Де Во упорно утверждал, что не имел к порке никакого отношения. Верила ли я — едва ли, хоть и почему-то хотела. Я поймала себя на этой тайной странной мысли, которая скорее вредила, смущала. Дрянная мысль, сродни затаенной надежде. Больше не хочу. Он хозяин этого дома. Но все же, он был достаточно последовательным: и тогда, когда я лежала в подвале, и теперь. К чему бы такая долгоиграющая комедия? Скорее, такие выступления в духе его отвратительного брата.

— Ну… Что ты сделала, прелесть моя?

Он, как чудовище из детской сказки, которую часто рассказывала мама, появлялся, едва о нем помянешь даже в мыслях. Осталось лишь проверить, сколько у него сердец и сколько жизней. Я бы — с большим удовольствием. И безумно бы расстроилась, если бы он вдруг восстал, как и полагается чудовищу.

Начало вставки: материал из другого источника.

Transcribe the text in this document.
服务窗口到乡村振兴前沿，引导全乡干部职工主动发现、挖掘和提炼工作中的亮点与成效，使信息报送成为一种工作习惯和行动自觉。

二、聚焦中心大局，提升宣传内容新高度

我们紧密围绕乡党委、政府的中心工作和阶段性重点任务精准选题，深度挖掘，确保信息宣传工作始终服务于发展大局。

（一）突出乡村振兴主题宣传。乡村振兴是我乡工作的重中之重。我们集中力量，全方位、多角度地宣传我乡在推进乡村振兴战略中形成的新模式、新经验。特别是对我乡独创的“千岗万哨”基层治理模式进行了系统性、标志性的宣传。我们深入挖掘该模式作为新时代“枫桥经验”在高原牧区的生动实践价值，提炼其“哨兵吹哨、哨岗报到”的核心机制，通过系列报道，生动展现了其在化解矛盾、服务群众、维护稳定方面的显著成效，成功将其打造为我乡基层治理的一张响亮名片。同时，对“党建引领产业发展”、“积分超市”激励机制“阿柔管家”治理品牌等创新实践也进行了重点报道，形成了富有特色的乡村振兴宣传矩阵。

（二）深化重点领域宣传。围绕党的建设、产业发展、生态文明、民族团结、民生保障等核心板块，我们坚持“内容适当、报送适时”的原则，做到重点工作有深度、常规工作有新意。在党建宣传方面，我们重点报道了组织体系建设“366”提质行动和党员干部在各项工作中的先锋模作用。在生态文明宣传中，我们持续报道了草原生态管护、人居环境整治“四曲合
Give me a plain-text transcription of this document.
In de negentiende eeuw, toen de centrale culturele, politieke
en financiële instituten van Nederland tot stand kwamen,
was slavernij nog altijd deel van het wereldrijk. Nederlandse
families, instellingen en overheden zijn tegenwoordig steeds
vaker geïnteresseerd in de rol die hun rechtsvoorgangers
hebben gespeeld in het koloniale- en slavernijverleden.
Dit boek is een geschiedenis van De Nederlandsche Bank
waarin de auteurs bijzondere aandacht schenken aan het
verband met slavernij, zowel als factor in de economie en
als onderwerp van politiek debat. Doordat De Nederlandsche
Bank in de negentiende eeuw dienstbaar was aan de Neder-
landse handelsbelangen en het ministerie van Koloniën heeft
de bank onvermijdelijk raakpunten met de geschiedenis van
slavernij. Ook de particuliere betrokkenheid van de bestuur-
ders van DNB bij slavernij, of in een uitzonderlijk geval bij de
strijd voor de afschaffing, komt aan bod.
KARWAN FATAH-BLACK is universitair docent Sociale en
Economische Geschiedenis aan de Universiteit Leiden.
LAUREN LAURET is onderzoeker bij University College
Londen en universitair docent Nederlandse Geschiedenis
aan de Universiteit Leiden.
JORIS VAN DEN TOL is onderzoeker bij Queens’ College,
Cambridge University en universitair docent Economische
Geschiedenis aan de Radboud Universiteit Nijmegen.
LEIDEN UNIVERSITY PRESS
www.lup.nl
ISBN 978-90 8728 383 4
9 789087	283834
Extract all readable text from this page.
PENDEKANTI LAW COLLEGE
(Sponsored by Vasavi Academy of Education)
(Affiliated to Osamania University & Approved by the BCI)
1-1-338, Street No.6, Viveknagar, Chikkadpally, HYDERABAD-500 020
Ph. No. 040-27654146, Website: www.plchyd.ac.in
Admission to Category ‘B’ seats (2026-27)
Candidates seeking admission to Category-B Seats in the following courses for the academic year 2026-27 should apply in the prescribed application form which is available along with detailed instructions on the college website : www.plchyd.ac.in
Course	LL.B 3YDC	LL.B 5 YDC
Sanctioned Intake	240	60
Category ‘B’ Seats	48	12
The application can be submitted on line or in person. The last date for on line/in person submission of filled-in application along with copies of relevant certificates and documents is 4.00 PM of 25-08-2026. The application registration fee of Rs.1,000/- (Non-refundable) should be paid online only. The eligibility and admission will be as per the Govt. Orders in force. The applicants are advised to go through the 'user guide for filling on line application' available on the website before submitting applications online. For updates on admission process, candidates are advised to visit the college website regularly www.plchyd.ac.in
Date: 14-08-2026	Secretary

Я еще сильнее поджала колени, подоткнула подол платья, чтобы не мерзли ступни:

— Ничего.

Полукровка тоже встал у окна и, скрестив руки на груди, смотрел на играющих детей:

— Знаешь, что будет с этим шаром, если он вырвется в небо?

Я пожала плечами и промолчала. Едва ли этот вопрос прозвучал просто так.

— Он лопнет.

Я молчала. Какое мне дело до лопнувшего шара. Кажется, это знает каждый ребенок.

— Это смерть. А ему кажется, что это свобода. Ведь ты об этом думаешь?

Проклятый выродок. Испоганил даже мысли.

— Почему он отослал тебя?

— Я не могу дать вам ответы, которых у меня нет.

— А знаешь, что будет, когда ты станешь не нужна в этом доме? Никому не нужна?

Я пожала плечами:

— Может, я стану свободной?

Полукровка усмехнулся:

— Что это: наивность или глупость?

— Разве в ваших глазах это не одно и то же?

Ларисс повернулся ко мне и опустился рядом, заглядывая в лицо:

— Неужели у тебя хорошее настроение?

— Пришли вы, и сейчас оно безнадежно испортится.

Он расхохотался, сверкая зубами:

— Я скучал.

— Так что будет, когда я стану не нужна в этом доме?

Он поднял руку и многозначительно соединил большой и указательный палец, будто раздавил мелкую букашку. Я уже как-то замечала за ним этот жест.

— Смерть.

Я отвернулась к окну:

— Я не услышала ничего нового.

— Это не пустая угроза, прелесть моя. И не моя. За пределами этого дома тобой сразу займется Совет Высоких домов. Над тобой императорский приговор.

— Я ничего не сделала.

Полукровка с сожалением кивнул:

— Правосудие порой безжалостно. Но безжалостно справедливо.

— Откуда мне знать, что это не очередная ваша ложь? Вы состоите из лжи, господин управляющий.

Он казался озадаченным, и даже растерянным, пожал плечами:

— Потому что это не моя ложь.

Да, я что-то слышала тогда от де Во, но не придала этим словам особого значения. Тогда они были не важны. Важны ли сейчас? И как понять, что это, действительно, правда?

Полукровка усмехнулся:

— Нет, ты не веришь…

— Ни единому слову.

Он повел бровями:

— Зря. Мы сделали так, чтобы тебя считали мертвой, но старики не слишком спешат с этим соглашаться, особенно герцог Тенал — что более чем понятно. Совет все еще дает за тебя вознаграждение. Сто тысяч геллеров, между прочим. Это стоимость половины этого дома. В городе все еще развешаны твои голограммы.

Я опустила голову: не похоже, чтобы это было враньем. О вознаграждении и голограммах я слышала и от Добровольца, и от Гектора. Доброволец был в сговоре, пусть. Но Гектор не стал бы врать. Выходит, и полукровка не врет.

— Так что, тебе не спрятаться, прелесть моя. Негде. За оградой тебе не сделать и пары шагов.